A China não é apenas um ator político, mas pode-se afirmar que, atualmente, é o ator político mais importante do mundo, pois gradualmente, mas certamente desafia o domínio americano e ocidental em várias frentes – militar na Ásia, econômica e politicamente em outros lugares. A influência da China também pode ser observada além da Ásia e da África, na própria Europa, já que até os próprios aliados de Washington estão abertamente divididos em sua abordagem à guerra fria EUA-China e na insistência dos Estados Unidos em repelir o perigo chinês que se aproxima.
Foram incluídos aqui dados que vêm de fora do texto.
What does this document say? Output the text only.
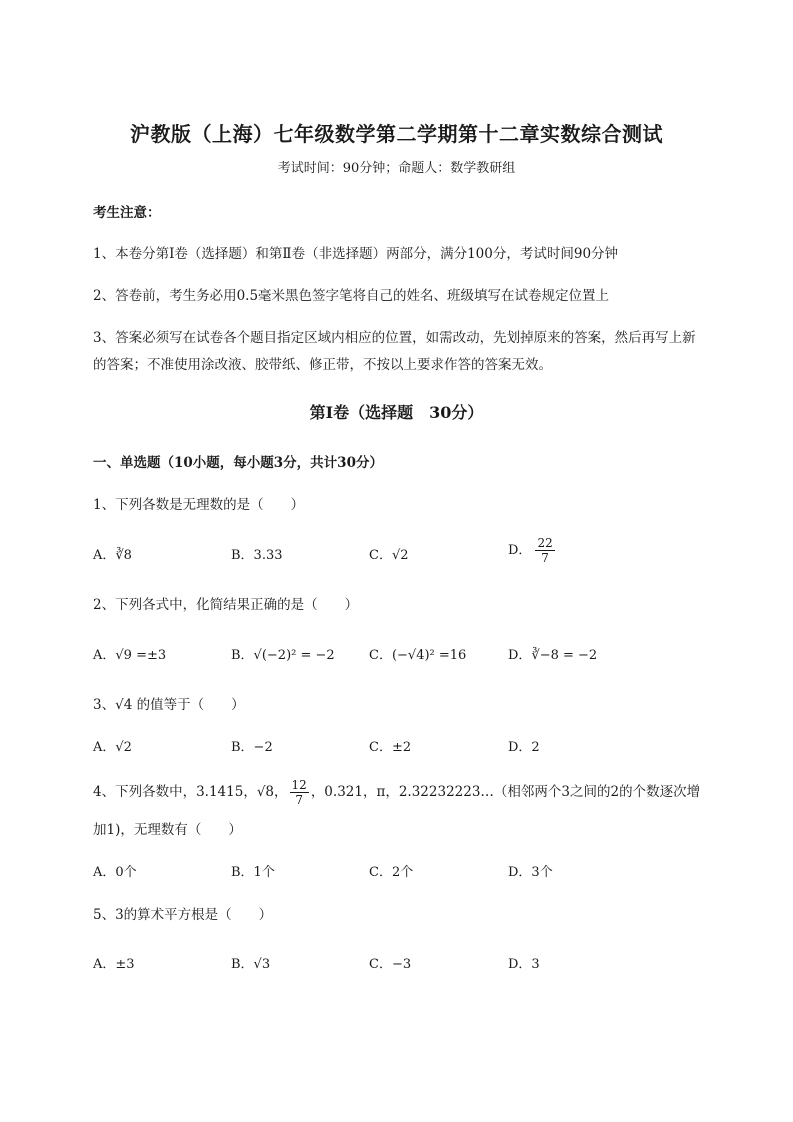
沪教版（上海）七年级数学第二学期第十二章实数综合测试
考试时间：90分钟；命题人：数学教研组
考生注意：
1、本卷分第Ⅰ卷（选择题）和第Ⅱ卷（非选择题）两部分，满分100分，考试时间90分钟
2、答卷前，考生务必用0.5毫米黑色签字笔将自己的姓名、班级填写在试卷规定位置上
3、答案必须写在试卷各个题目指定区域内相应的位置，如需改动，先划掉原来的答案，然后再写上新
的答案；不准使用涂改液、胶带纸、修正带，不按以上要求作答的答案无效。
第Ⅰ卷（选择题　30分）
一、单选题（10小题，每小题3分，共计30分）
1、下列各数是无理数的是（　　）
A．∛8	B．3.33	C．√2	D． $\frac{22}{7}$
2、下列各式中，化简结果正确的是（　　）
A．√9 =±3	B．√(−2)² = −2	C．(−√4)² =16	D．∛−8 = −2
3、√4 的值等于（　　）
A．√2	B．−2	C．±2	D．2
4、下列各数中，3.1415，√8， $\frac{12}{7}$ ，0.321，π，2.32232223…（相邻两个3之间的2的个数逐次增
加1)，无理数有（　　）
A．0个	B．1个	C．2个	D．3个
5、3的算术平方根是（　　）
A．±3	B．√3	C．−3	D．3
“Uma situação para unir todos contra a China, este é um cenário da mais alta conflitualidade possível. Este, para mim, é contraproducente”, disse o presidente francês Emmanuel Macron durante uma discussão transmitida pelo think tank de Washington, The Atlantic Council, em fevereiro.
Cabe a todos nós abandonar a noção de que a China está interessada apenas em negócios e nada mais. Esse pensamento sufocante em relação à China ajuda a perpetuar a noção de que os EUA usaram seu domínio global para alcançar outros objetivos nobres, por exemplo, ‘restaurar’ a democracia e defender os direitos humanos. Não apenas a degradação da China e a elevação dos EUA são essencialmente racistas, mas também totalmente falsas.